20 de julho de 2014

Até o Fim

All Is Lost, EUA, 2013. Direção: J.C. Chandor. Roteiro: J.C. Chandor. Elenco: Robert Redford. Duração: 106 min.

A solidão num naufrágio pode ser interpretada de diferentes formas, dependendo, claro, da perspectiva que o diretor quer explorar em sua narrativa. Em Até o Fim, portanto, o promissor J.C. Chandor enxerga sua história não como um exame de autoconsciência ou algo do tipo, mas como um teste de sobrevivência para alguém que só pensará nisso no decorrer do longa-metragem.

Assim, quando já iniciamos o filme com o barulho da água do mar batendo no que parece ser os destroços de alguma embarcação e a voz cansada e triste de Robert Redford ressoa pedindo desculpas, num “sinto muito” comovente, apontando que o que lhe resta é apenas um corpo e alma intactos, nada mais, a gravidade da situação nos é apresentada de forma extremamente consciente e instigante. Da mesma forma, o esforço do personagem é sempre mais importante através de seu olhar ao invés de sua voz; sabendo-se disso, o design de som é ainda mais marcante por compreender o completo caos que o personagem vive em alto mar, estendendo o perigo a cada tentativa de escape. Observe, sob esta ótica, o sorriso de Redford ao conseguir consertar o casco de seu barco para depois visualizarmos a tensão no mastro, numa grua que acompanha o seu empenho ao aviso de tempestade no meio do caminho.

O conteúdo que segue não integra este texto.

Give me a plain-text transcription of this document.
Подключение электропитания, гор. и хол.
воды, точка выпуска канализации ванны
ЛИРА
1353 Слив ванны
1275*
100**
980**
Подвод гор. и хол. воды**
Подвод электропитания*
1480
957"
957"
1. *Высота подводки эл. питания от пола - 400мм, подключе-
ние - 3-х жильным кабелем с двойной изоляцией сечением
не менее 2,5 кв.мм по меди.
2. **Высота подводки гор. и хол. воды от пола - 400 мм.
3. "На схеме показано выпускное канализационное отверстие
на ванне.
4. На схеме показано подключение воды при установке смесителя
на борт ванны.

E se a edição de som é perfeita em administrar os sons das batidas no casco, o uso de uma corda ou o movimento da vela e a mixagem é impecável em atribuir cada noção específica para o instinto do personagem em perceber o caminho do vento, a direção de Chandor também contribui muitíssimo para a tensão da narrativa. Deste modo, o enquadramento de Redford segurando uma corda e olhando para o horizonte, o seu reflexo numa poça de água que acaba de inundar o seu quarto e a intensidade da cena que o protagonista tenta religar um rádio são cenas interessantíssimas. Igualmente, o cineasta é sutil em ressaltar uma aliança para criar ainda mais empatia ou as feições do ator, que dão ainda mais uma sensação de habilidade e sabedoria. Além do mais, o roteiro de Chandor também merece destaque por concentrar suas forças em contar a tragédia, não o antes e o depois, assim fazendo com que soe como se o próprio sobrevivente a contasse para nós: “Aí acordo com um rombo no meu barco!”.

Ao mesmo tempo, a trilha sonora de Alex Ebert nunca é intrusiva, e, embora possua acordes que tentam trazer um clima épico para a sobrevivência, é sempre administrada conscientemente. O mesmo se pode falar da fotografia de DeMarco, que capta o azul intenso do começo para a atmosfera cinzenta e sem vida que a narrativa passa a requirir. Note que o mar, antes gigante, torna-se opressor, inconfiável, deixando o protagonista à sua mercê. Da mesma forma, o enquadramento que Chandor escolhe para mostrar o distanciamento entre barco e homem é ótimo por nos fazer entrar dentro do bote, como se indicasse o afastamento final – o desprendimento de algo que precisava afundar. E observe que só após o desprendimento que avaliamos o bote salva-vidas de frente.

Contando com uma atuação extremamente concentrada e intensa de Redford, que chega a denunciar as sequelas de tanto tempo sem falar ao religar um rádio e nos oferece uma perda de controle gradativa e verossímil, Até o Fim é um longa-metragem que não se preocupa em mostrar de quem é a mão que se estenderá ao sobrevivente, muito menos em quem é aquele sobrevivente. É uma obra que somente se permite a contar uma história de sobrevivência. E faz com exatidão.